For 2024 the aim remains to post a review at least every other Friday and to complete the Bookpacking reading journey.

03 December 2016

White Teeth – Zadie Smith

White Teeth provides a lively insight into inter-generational multicultural working class life in London between the late seventies and early nineties through the lives of three families connected by marriage, friendship and shared experience. At the kernel is the unlikely friendship of Archie Jones and Samad Iqbal forged, as we soon learn, at the end of World War II.

But the book starts on New Year’s Day 1975 when Archie’s suicide attempt fails and turns instead into an engagement and subsequent marriage to Clara Bowden, many years his junior and the daughter of an immigrant West Indian Jehovah’s Witness.

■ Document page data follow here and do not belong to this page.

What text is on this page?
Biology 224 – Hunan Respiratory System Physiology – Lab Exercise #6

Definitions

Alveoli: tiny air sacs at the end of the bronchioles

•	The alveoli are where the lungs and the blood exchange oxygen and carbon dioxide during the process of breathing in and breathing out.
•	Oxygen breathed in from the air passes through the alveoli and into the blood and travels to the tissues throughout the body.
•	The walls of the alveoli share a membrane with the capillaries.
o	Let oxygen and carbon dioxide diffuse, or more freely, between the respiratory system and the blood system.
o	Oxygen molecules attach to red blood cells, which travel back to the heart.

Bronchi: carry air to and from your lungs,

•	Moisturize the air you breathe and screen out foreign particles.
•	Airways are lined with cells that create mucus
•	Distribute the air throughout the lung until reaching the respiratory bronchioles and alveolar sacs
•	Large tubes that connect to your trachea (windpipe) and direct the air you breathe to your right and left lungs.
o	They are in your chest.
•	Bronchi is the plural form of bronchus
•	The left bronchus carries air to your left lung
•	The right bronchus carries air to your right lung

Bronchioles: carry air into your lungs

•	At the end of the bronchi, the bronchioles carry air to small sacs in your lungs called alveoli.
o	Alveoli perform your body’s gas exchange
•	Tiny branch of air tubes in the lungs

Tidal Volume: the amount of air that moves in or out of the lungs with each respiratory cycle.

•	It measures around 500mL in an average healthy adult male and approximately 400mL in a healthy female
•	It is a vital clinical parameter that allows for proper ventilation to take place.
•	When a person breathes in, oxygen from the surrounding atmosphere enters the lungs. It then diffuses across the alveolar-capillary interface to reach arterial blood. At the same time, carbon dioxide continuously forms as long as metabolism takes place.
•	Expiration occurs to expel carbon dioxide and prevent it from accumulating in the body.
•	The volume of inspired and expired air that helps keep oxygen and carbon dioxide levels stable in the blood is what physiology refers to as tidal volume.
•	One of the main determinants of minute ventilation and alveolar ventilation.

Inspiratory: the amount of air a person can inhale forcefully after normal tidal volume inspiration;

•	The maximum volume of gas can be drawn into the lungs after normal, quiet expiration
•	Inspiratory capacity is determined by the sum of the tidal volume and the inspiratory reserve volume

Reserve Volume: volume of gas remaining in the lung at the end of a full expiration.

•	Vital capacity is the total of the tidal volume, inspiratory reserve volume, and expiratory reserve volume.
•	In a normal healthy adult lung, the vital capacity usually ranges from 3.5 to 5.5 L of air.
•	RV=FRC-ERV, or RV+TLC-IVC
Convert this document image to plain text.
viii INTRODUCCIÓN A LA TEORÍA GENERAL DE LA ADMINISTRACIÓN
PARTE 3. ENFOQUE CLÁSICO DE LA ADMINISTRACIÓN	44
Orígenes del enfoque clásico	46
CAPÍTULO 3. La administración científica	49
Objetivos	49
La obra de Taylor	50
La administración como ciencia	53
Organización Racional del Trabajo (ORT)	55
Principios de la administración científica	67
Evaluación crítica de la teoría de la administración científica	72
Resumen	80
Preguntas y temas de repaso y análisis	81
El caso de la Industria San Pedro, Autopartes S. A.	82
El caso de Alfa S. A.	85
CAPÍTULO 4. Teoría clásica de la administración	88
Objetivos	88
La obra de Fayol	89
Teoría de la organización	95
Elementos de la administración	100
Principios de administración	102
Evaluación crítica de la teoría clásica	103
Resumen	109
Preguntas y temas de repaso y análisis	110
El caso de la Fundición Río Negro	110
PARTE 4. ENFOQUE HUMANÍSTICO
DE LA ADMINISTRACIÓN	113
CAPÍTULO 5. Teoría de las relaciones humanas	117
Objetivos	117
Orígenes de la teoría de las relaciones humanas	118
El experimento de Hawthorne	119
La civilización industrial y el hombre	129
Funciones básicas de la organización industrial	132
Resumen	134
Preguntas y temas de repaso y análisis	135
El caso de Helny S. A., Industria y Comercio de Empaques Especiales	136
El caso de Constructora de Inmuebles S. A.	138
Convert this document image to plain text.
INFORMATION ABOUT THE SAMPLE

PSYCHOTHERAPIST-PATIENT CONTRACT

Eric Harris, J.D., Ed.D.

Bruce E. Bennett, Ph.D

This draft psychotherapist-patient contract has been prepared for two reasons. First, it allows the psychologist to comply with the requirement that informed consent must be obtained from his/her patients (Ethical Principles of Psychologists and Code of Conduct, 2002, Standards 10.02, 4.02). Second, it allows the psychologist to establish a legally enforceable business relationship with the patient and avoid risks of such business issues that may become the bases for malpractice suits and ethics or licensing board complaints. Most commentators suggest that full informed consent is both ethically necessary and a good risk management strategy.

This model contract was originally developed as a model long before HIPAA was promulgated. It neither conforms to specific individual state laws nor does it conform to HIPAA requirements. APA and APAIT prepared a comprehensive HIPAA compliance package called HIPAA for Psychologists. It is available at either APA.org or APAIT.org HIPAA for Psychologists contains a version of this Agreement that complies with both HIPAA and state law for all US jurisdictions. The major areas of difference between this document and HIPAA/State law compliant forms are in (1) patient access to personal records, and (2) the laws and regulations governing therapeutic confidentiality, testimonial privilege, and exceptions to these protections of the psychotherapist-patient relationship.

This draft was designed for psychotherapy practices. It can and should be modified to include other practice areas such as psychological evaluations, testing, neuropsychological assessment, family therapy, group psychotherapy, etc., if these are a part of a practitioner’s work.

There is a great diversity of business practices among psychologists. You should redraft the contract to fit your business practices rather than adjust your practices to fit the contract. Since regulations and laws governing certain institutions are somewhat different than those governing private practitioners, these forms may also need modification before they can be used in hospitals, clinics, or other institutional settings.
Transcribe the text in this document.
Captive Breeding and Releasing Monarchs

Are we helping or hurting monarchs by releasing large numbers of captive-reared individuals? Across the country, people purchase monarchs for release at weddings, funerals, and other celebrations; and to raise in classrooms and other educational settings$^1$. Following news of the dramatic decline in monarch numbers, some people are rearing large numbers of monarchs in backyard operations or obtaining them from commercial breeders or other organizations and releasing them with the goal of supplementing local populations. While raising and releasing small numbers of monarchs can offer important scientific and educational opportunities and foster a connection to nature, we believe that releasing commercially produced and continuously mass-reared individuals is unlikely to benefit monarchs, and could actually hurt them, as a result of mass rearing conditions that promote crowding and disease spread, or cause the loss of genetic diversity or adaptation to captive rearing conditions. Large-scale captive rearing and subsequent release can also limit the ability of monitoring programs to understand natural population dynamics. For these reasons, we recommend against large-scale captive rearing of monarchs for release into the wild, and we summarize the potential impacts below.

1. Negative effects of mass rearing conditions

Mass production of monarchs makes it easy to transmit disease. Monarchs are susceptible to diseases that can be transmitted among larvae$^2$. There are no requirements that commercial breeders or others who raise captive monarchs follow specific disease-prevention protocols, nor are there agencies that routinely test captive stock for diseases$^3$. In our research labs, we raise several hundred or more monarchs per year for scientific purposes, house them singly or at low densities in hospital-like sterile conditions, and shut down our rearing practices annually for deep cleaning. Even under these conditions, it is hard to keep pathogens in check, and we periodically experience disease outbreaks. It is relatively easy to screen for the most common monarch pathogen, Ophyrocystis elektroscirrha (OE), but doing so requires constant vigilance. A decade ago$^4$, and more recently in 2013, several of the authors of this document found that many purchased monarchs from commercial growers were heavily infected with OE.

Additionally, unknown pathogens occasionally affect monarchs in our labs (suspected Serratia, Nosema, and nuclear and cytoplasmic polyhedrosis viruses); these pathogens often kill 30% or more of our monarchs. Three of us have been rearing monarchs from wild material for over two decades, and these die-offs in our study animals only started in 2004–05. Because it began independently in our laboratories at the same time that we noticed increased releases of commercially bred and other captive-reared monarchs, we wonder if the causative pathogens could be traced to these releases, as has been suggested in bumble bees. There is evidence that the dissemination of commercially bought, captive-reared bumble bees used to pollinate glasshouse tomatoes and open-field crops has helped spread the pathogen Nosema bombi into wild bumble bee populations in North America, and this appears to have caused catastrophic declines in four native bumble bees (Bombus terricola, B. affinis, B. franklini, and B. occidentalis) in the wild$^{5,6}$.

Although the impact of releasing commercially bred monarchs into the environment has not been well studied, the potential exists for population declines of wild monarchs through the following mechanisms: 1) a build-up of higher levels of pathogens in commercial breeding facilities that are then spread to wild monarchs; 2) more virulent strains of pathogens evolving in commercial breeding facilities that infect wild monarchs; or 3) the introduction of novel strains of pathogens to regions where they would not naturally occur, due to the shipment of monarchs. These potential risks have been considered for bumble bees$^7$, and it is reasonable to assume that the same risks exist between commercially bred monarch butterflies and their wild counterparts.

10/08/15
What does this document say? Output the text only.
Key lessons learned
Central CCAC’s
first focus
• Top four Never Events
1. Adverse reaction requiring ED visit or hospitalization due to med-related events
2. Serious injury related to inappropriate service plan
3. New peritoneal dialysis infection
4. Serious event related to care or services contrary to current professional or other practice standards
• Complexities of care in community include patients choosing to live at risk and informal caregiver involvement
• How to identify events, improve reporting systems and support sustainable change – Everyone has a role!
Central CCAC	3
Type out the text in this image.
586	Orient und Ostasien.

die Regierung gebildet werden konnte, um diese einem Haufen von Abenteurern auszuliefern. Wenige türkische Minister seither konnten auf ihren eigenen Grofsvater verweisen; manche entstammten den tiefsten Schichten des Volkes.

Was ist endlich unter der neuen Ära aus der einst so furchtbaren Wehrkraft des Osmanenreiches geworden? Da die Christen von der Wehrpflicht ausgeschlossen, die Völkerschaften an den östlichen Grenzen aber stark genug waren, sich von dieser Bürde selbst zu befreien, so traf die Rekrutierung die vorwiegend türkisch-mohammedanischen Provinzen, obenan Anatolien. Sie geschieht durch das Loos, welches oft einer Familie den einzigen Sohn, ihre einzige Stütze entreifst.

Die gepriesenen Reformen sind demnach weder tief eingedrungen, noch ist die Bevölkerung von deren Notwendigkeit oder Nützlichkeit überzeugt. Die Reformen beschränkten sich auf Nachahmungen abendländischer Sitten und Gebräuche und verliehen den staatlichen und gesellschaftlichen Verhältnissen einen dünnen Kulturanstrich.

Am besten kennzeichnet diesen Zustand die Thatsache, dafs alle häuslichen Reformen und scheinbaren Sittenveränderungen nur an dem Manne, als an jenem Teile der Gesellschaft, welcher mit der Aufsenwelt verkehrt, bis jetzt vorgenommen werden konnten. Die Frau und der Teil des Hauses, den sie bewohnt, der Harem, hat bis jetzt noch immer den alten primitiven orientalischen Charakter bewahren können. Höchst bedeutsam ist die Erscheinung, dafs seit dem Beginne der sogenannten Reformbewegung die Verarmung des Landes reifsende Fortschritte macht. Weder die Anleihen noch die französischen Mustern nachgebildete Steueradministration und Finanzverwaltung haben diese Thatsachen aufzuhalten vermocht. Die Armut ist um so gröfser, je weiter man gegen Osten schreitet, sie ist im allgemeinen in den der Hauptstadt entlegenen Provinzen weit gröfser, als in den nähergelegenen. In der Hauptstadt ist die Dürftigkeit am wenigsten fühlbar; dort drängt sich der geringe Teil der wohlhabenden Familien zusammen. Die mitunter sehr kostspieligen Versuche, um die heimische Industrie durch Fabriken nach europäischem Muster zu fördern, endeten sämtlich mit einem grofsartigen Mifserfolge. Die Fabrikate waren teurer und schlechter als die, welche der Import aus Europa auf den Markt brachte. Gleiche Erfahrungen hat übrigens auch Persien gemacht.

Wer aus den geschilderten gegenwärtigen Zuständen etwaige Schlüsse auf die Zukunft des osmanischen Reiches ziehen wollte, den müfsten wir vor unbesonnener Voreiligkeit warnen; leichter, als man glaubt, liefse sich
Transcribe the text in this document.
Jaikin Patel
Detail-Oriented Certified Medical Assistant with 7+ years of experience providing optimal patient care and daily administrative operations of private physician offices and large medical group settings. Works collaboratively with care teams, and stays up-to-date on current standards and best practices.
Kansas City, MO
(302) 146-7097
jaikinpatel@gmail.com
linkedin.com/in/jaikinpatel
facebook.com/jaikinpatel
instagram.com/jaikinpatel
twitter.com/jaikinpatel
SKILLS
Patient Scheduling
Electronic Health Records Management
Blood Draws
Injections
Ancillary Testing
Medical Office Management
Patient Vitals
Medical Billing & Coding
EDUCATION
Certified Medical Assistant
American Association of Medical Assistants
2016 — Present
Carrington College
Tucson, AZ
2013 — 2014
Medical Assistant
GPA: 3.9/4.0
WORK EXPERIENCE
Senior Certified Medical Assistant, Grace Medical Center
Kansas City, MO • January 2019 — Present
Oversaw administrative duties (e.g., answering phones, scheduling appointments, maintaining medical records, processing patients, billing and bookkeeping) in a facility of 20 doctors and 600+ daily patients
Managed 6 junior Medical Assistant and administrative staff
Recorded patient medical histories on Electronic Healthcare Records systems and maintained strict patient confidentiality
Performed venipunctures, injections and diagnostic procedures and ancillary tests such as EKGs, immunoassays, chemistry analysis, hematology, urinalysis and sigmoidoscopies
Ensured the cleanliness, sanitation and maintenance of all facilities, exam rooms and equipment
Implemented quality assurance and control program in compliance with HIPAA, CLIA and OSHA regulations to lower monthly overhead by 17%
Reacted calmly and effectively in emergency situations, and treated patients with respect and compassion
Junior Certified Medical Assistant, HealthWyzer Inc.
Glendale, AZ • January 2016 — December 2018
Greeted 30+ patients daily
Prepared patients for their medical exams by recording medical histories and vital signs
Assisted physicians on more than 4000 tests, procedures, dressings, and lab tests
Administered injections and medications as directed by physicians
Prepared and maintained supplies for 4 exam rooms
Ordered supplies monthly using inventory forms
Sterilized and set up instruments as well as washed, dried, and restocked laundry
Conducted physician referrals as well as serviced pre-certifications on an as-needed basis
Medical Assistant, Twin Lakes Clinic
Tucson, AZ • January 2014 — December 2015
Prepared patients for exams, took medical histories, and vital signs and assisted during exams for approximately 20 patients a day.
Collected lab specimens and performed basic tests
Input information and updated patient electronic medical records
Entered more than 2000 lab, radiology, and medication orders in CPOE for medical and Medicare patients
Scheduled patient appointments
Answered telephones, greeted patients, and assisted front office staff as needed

Samad also marries a considerably younger woman, Alsana, and the two ex–comrades spend many an evening discussing life at O’Connell’s snooker club, its Irish heritage maintained by definitely un-Irish host Abdul-Mickey. Their parallel lives continue to echo with both producing offspring. The Jones union is blessed with daughter Irie; the Iqbal’s produce twin boys, but Magid’s and Millat’ differing personalities belie their physical similarity.

As the younger generation gains adolescence an altercation at school brings Josh Chalfen into their ambit; and with him his super-parents Joyce and Marcus. The Chalfens are high achievers (she a horticulturalist, he a geneticist) with an unshakeable belief in their approach to parenting, which they freely exercise on Irie, Magid and Millat.

The interference is not universally appreciated, and when Marcus’s latest research project becomes controversial, it produces a catalyst for conflict. Battle lines are drawn and forces converge towards a potentially life changing climax.

The book sprawls deliciously over 500 pages, giving each character time and space to develop and interact (dipping back into prior generations to give even more context). There is comedy in the detail and pathos in the larger themes as cultures clash, generations battle and ideologies strive for supremacy, sometimes within the same character.

It was an acclaimed debut novel when published in 2000 and still reads fresh and relevant today.